A Midsummer Night’s Riot
by John Stoltenberg
(This review was written for DCMetroTheaterArts and is reprinted here.)
Watching the world premiere of A Midsummer Night’s Riot is like watching theatrical lighting strike. For the third time. In the exact same place (the Keegan Theater). With the exact same writer (Rosemary Jenkinson) and director (Abigail Isaac). And the same amazing actor, Josh Sticklin, who in a virtuoso solo performance commands the stage with such singular verve and artistry that it must be seen to be believed.
I’ve witnessed this highly charged convergence of creative force fields twice before.
In 2011 the Keegan presented the world premiere of a one-act, one-person play set in Belfast called Basra Boy. It starred Sticklin, was written in Belfast dialect by the Northern Irish playwright Jenkinson, and was directed by Isaac. Sticklin played Speedy, a hyper, foul-mouthed young punk, plus a cast of supporting characters who came equally and instantly alive before our eyes by sheer dint of Sticklin’s quicksilver talent. I was knocked out.

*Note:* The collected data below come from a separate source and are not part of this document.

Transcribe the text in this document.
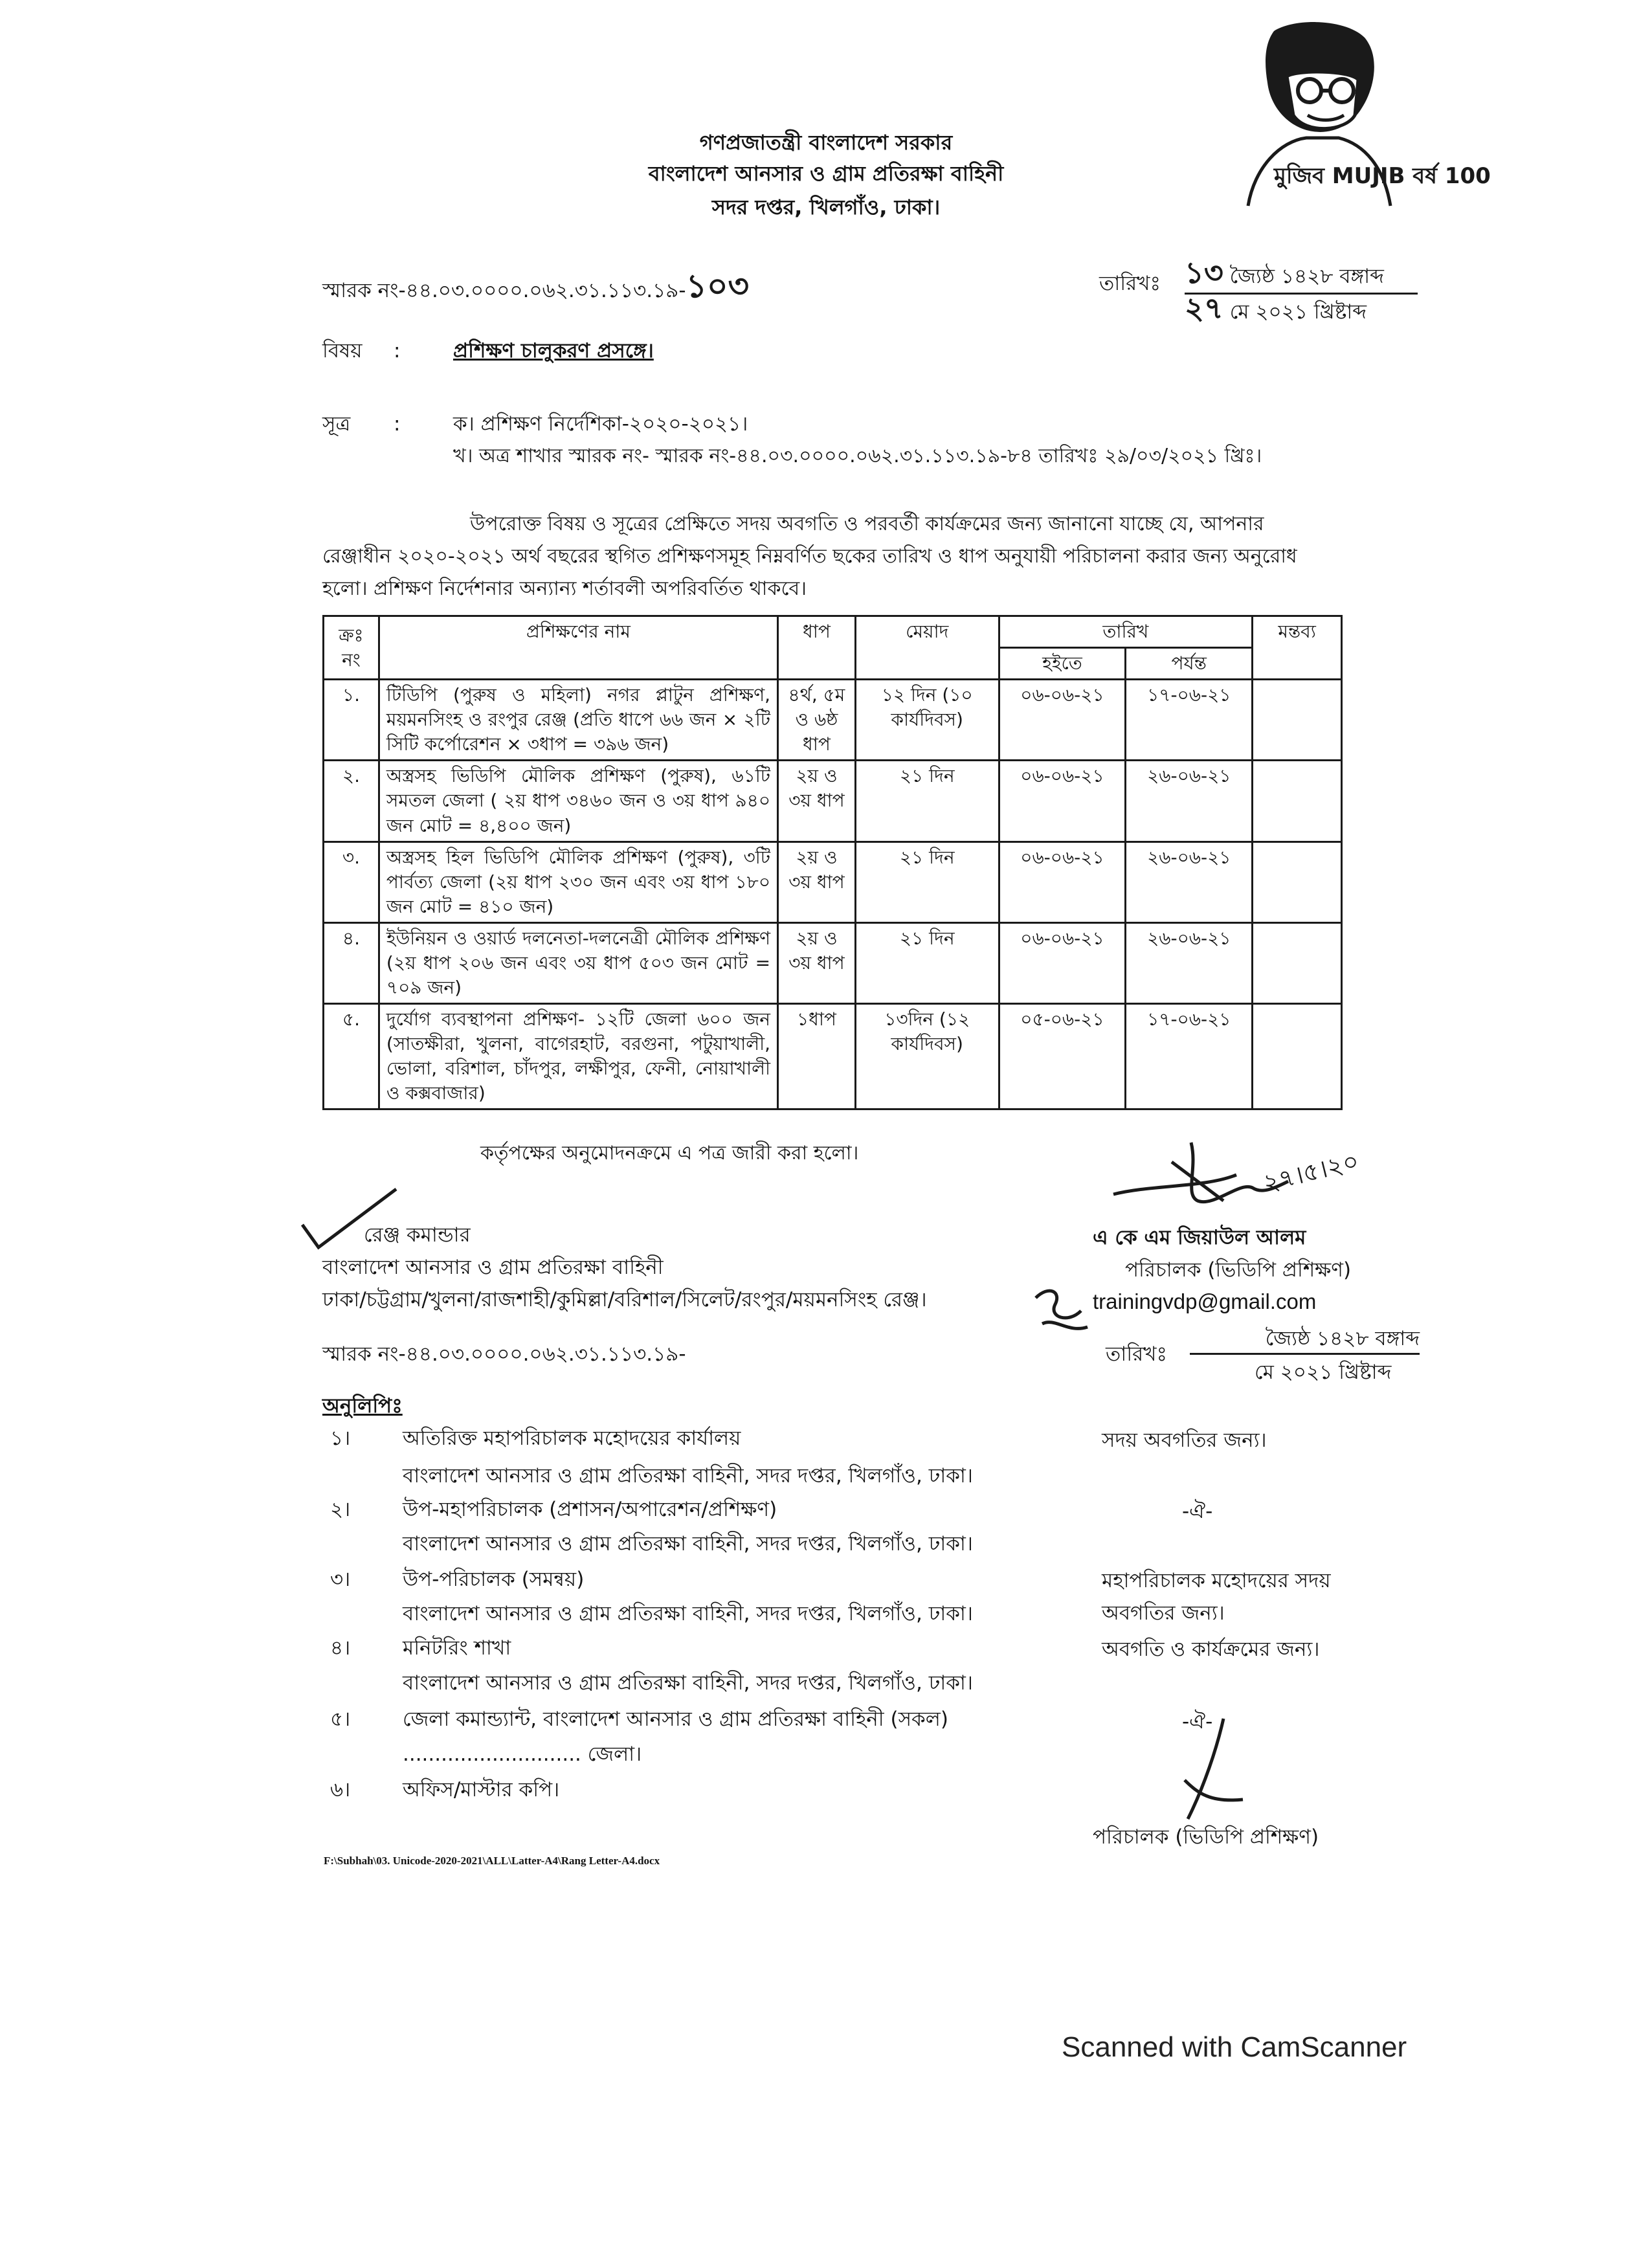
মুজিব MUJIB বর্ষ 100
গণপ্রজাতন্ত্রী বাংলাদেশ সরকার
বাংলাদেশ আনসার ও গ্রাম প্রতিরক্ষা বাহিনী
সদর দপ্তর, খিলগাঁও, ঢাকা।
স্মারক নং-৪৪.০৩.০০০০.০৬২.৩১.১১৩.১৯-১০৩	তারিখঃ ১৩ জ্যৈষ্ঠ ১৪২৮ বঙ্গাব্দ
২৭ মে ২০২১ খ্রিষ্টাব্দ
বিষয় :	প্রশিক্ষণ চালুকরণ প্রসঙ্গে।
সূত্র :	ক। প্রশিক্ষণ নির্দেশিকা-২০২০-২০২১।
খ। অত্র শাখার স্মারক নং- স্মারক নং-৪৪.০৩.০০০০.০৬২.৩১.১১৩.১৯-৮৪ তারিখঃ ২৯/০৩/২০২১ খ্রিঃ।
উপরোক্ত বিষয় ও সূত্রের প্রেক্ষিতে সদয় অবগতি ও পরবর্তী কার্যক্রমের জন্য জানানো যাচ্ছে যে, আপনার
রেঞ্জাধীন ২০২০-২০২১ অর্থ বছরের স্থগিত প্রশিক্ষণসমূহ নিম্নবর্ণিত ছকের তারিখ ও ধাপ অনুযায়ী পরিচালনা করার জন্য অনুরোধ
হলো। প্রশিক্ষণ নির্দেশনার অন্যান্য শর্তাবলী অপরিবর্তিত থাকবে।
ক্রঃ নং	প্রশিক্ষণের নাম	ধাপ	মেয়াদ	তারিখ		মন্তব্য
				হইতে	পর্যন্ত	
১.	টিডিপি (পুরুষ ও মহিলা) নগর প্লাটুন প্রশিক্ষণ, ময়মনসিংহ ও রংপুর রেঞ্জ (প্রতি ধাপে ৬৬ জন × ২টি সিটি কর্পোরেশন × ৩ধাপ = ৩৯৬ জন)	৪র্থ, ৫ম ও ৬ষ্ঠ ধাপ	১২ দিন (১০ কার্যদিবস)	০৬-০৬-২১	১৭-০৬-২১	
২.	অস্ত্রসহ ভিডিপি মৌলিক প্রশিক্ষণ (পুরুষ), ৬১টি সমতল জেলা ( ২য় ধাপ ৩৪৬০ জন ও ৩য় ধাপ ৯৪০ জন মোট = ৪,৪০০ জন)	২য় ও ৩য় ধাপ	২১ দিন	০৬-০৬-২১	২৬-০৬-২১	
৩.	অস্ত্রসহ হিল ভিডিপি মৌলিক প্রশিক্ষণ (পুরুষ), ৩টি পার্বত্য জেলা (২য় ধাপ ২৩০ জন এবং ৩য় ধাপ ১৮০ জন মোট = ৪১০ জন)	২য় ও ৩য় ধাপ	২১ দিন	০৬-০৬-২১	২৬-০৬-২১	
৪.	ইউনিয়ন ও ওয়ার্ড দলনেতা-দলনেত্রী মৌলিক প্রশিক্ষণ (২য় ধাপ ২০৬ জন এবং ৩য় ধাপ ৫০৩ জন মোট = ৭০৯ জন)	২য় ও ৩য় ধাপ	২১ দিন	০৬-০৬-২১	২৬-০৬-২১	
৫.	দুর্যোগ ব্যবস্থাপনা প্রশিক্ষণ- ১২টি জেলা ৬০০ জন (সাতক্ষীরা, খুলনা, বাগেরহাট, বরগুনা, পটুয়াখালী, ভোলা, বরিশাল, চাঁদপুর, লক্ষীপুর, ফেনী, নোয়াখালী ও কক্সবাজার)	১ধাপ	১৩দিন (১২ কার্যদিবস)	০৫-০৬-২১	১৭-০৬-২১	
কর্তৃপক্ষের অনুমোদনক্রমে এ পত্র জারী করা হলো।	২৭।৫।২০
এ কে এম জিয়াউল আলম
পরিচালক (ভিডিপি প্রশিক্ষণ)
trainingvdp@gmail.com
রেঞ্জ কমান্ডার
বাংলাদেশ আনসার ও গ্রাম প্রতিরক্ষা বাহিনী
ঢাকা/চট্টগ্রাম/খুলনা/রাজশাহী/কুমিল্লা/বরিশাল/সিলেট/রংপুর/ময়মনসিংহ রেঞ্জ।
স্মারক নং-৪৪.০৩.০০০০.০৬২.৩১.১১৩.১৯-	তারিখঃ
জ্যৈষ্ঠ ১৪২৮ বঙ্গাব্দ
মে ২০২১ খ্রিষ্টাব্দ
অনুলিপিঃ
১।	অতিরিক্ত মহাপরিচালক মহোদয়ের কার্যালয়
বাংলাদেশ আনসার ও গ্রাম প্রতিরক্ষা বাহিনী, সদর দপ্তর, খিলগাঁও, ঢাকা।
২।	উপ-মহাপরিচালক (প্রশাসন/অপারেশন/প্রশিক্ষণ)
বাংলাদেশ আনসার ও গ্রাম প্রতিরক্ষা বাহিনী, সদর দপ্তর, খিলগাঁও, ঢাকা।
৩।	উপ-পরিচালক (সমন্বয়)
বাংলাদেশ আনসার ও গ্রাম প্রতিরক্ষা বাহিনী, সদর দপ্তর, খিলগাঁও, ঢাকা।
৪।	মনিটরিং শাখা
বাংলাদেশ আনসার ও গ্রাম প্রতিরক্ষা বাহিনী, সদর দপ্তর, খিলগাঁও, ঢাকা।
৫।	জেলা কমান্ড্যান্ট, বাংলাদেশ আনসার ও গ্রাম প্রতিরক্ষা বাহিনী (সকল)
............................ জেলা।
৬।	অফিস/মাস্টার কপি।
সদয় অবগতির জন্য।
-ঐ-
মহাপরিচালক মহোদয়ের সদয়
অবগতির জন্য।
অবগতি ও কার্যক্রমের জন্য।
-ঐ-
পরিচালক (ভিডিপি প্রশিক্ষণ)
F:\Subhah\03. Unicode-2020-2021\ALL\Latter-A4\Rang Letter-A4.docx
Scanned with CamScanner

Following that production’s success, Keegan presented in 2013 another world premiere of another one-person play set in Belfast, Cuchullain, written in Belfast dialect by the same author, directed once more by Isaac, and starring again Sticklin—as a hyper, foul-mouthed young punk who is this time named Aaron.
In A Midsummer Night’s Riot Sticklin plays Ross, a witty, randy Belfast teenager who has a dream: to be a famous pro golfer with a gorgeous girlfriend. But he is pitched into nightly summertime street riots between Protestant and Catholic youth, and he’s so strapped for cash he cannot afford golf clubs.
As in Basra Boy and Cuchullian, Sticklin bounds about the stage, peoples it with a cast of sharply drawn characters through uncanny insta-impersonation (male and female, young and old), and captivates with a torrent of waggish jokes and lickety-split narration of a transfixing tragicomic story.
When I first saw Sticklin’s performance in a one-person work by Jenkinson, I could have sworn that he, like the writer, is a Belfast native. He’s not, but onstage he still sure seems so. In A Midsummer Night’s Riot, the part and the player are a perfect fit.
Jenkinson’s script is a remarkable piece of writing. Composed as one long prose-poem monologue (with nary a stage direction), it’s loaded with local slang—some of which is explained in a one-page glossary handed out with the program. (And some of it offers a bemusing glimpse into the mind and appetites of a teenage male—e.g, buckfast means booze and stridener means hard-on.) But as rich as are the idioms and the authenticity of dialect, one’s ear quickly adjusts to catch the gist, the way one listens to Shakespeare’s Elizabethan English spoken aloud. In fact the aptness of that comparison extends further, because Jenkinson’s use of language is mind-blowing. The text that Sticklin animates is utterly alive with poetic diction. For anyone with a taste for Bard-ish word play, the world of A Midsummer Night’s Riot is like entering a shop full of ear candy.
If you missed Basra Boy, if you missed Cuchullain, don’t let this one pass you by. It’s lightning in a bottle—as electrifying as solo theater gets.
Runtime: One hour 15 minutes, with no intermission.